It’s normal for AC to have condensation, especially during hot months. Condensation tends to build up on the AC units and vents. It mainly features tiny drops on the surface of the AC. So, what causes excess condensation from the air conditioner?
Condensation happens when the evaporator’s coil cools the warm air that passes over it. The air passing near the coil has moisture in it, which then cools to form tiny droplets. After settling in the evaporator coils, all that condensed water drips into a drain pan, then to the condensate drain line to end up outside your home.
If the process goes as expected, your AC should continue functioning as expected. Look at the following parts when experiencing excessive condensation from air conditioning
- Condensate line
- Refrigerant levels
- Drain pump
- Condensate pan
The last thing you want, especially during the summer, is a faulty AC filter. The best way to prevent that from happening is to schedule frequent maintenance checks. One of the essential parts to target during maintenance is the filter. You can read more here to learn what kind of services you’ll receive.
Depending on how dirty it is, a filter requires frequent replacing or cleaning. When the filter is dirty, evaporator coils freeze only to release a lot of water after thawing. Excess condensation like this can destroy the unit.
It’s all preventable by changing the filters at least every three months. Cleaning or replacing the filters eliminates the bacteria and specks of dust in it. It’s imperative to eliminate the dirt that could block air from getting to the evaporator coil.
Clogged Condensate Line
The condensate line plays a significant role in checking the level of condensation in AC. You might get the chance to unclog a clogged condensate line in time by having regular checks on it. Before installing AC, it’s important to anticipate that you will experience the problem of a clogged condensate line at one time.
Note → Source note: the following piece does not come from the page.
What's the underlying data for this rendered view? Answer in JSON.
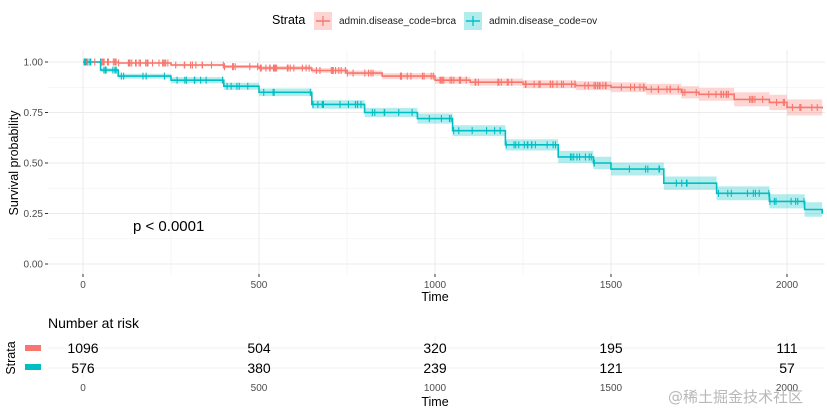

The condensate line gets clogged with things like dirt, mold, and dirt. When this happens, it gets in the way of the desired performance. Excess water droplets start to gather and end up flooding the AC unit. A technician knows what to do to get the condensate line running again.
The proper amount of refrigerant ensures that the air coming out is at the appropriate temperature. Sometimes it’s impossible to note when the refrigerant leaks. Keep in mind that refrigerant leaking can lead to poisoning, which can be detrimental to your health.
When there is a refrigerant leak, it causes the pressure in the AC unit to drop. The result is that the evaporator coils freeze, leading to excess condensation thawing at once. Regular inspections will let you know if there are any refrigerant leaks.
If you want to stay ahead of any problems, you can stay alert for any changes in the system. For instance, listen for unusual sounds from the AC unit like hissing or bubbling. Warm air from the AC is also an indicator of leaking refrigerant.
Faulty Drain Pan
The most common thing that makes the drain faulty is when it rusts. It takes about 15 years for rust to start registering in a drain pan. When it starts to disintegrate, the drain may develop cracks and holes. However, you can catch it on time since rust is easy to recognize.
A faulty drain pan cannot hold condensation droplets from the evaporator. In that event, water runs freely in the unit. However, all that excess condensation can be taken care of by replacing a rusty drain pan.
Problematic Condensate Pump
The sole purpose of a condensate pump is to ensure that collected condensed water makes it outside. When the condensate pump starts to malfunction, the unit tends to retain water. There is potential for all that extra moisture to destroy your AC unit.
Also, all the excess water from the unit could eventually flood from patches of water in your home. Mold and mildew will then start to grow. The best way out of that situation is to have the pump repaired.
Problems That Can Result From Excess Condensation from AC
It is essential to take control of heavy condensation from the air conditioner. Your priority should be to call in a technician as quickly as possible. Doing so will help reduce the amount of damage that excess condensation could cause in your home.
Here are the problems that could start from excess condensation.
Water Damage In Your Home
As a homeowner, you will likely have your unit installed in a part of your home that you are least likely to frequent. If it is indoors, then there is a likelihood that excess condensation will cause plenty of damage.
You might realize what is happening when it’s too late. For example, your ceiling is likely to soak and rot from moisture exposure. Frequent inspections in your unit could reveal condensation issues on time.
Mold and Mildew Growth
With excess condensation comes increased humidity within your home. Mold and mildew thrive in humid conditions. Their presence can bring about a series of respiratory disorders. That’s why it’s vital to do away with moisture to prevent mold growth.
Malfunctioning AC unit
Manufacturers include a shutdown switch in AC in case of excess humidity. Leaving your AC unit idle after shutting down due to excess condensation could result in mold growth inside it.
If your AC shuts off automatically due to excess condensation, there’s hardly much you can do about it except call a technician. The AC should be back up and running once the technician addresses the issue.
Now you know what causes excessive condensation from air conditioning.
Excess condensation from AC is an easily fixable issue. As a homeowner with an active AC unit in your home, the best thing you can do is shave a technician to perform regular checkups on it. Make sure you know how much condensation to label as excess from the technician. Watch out for signs that you might have excess condensation issues.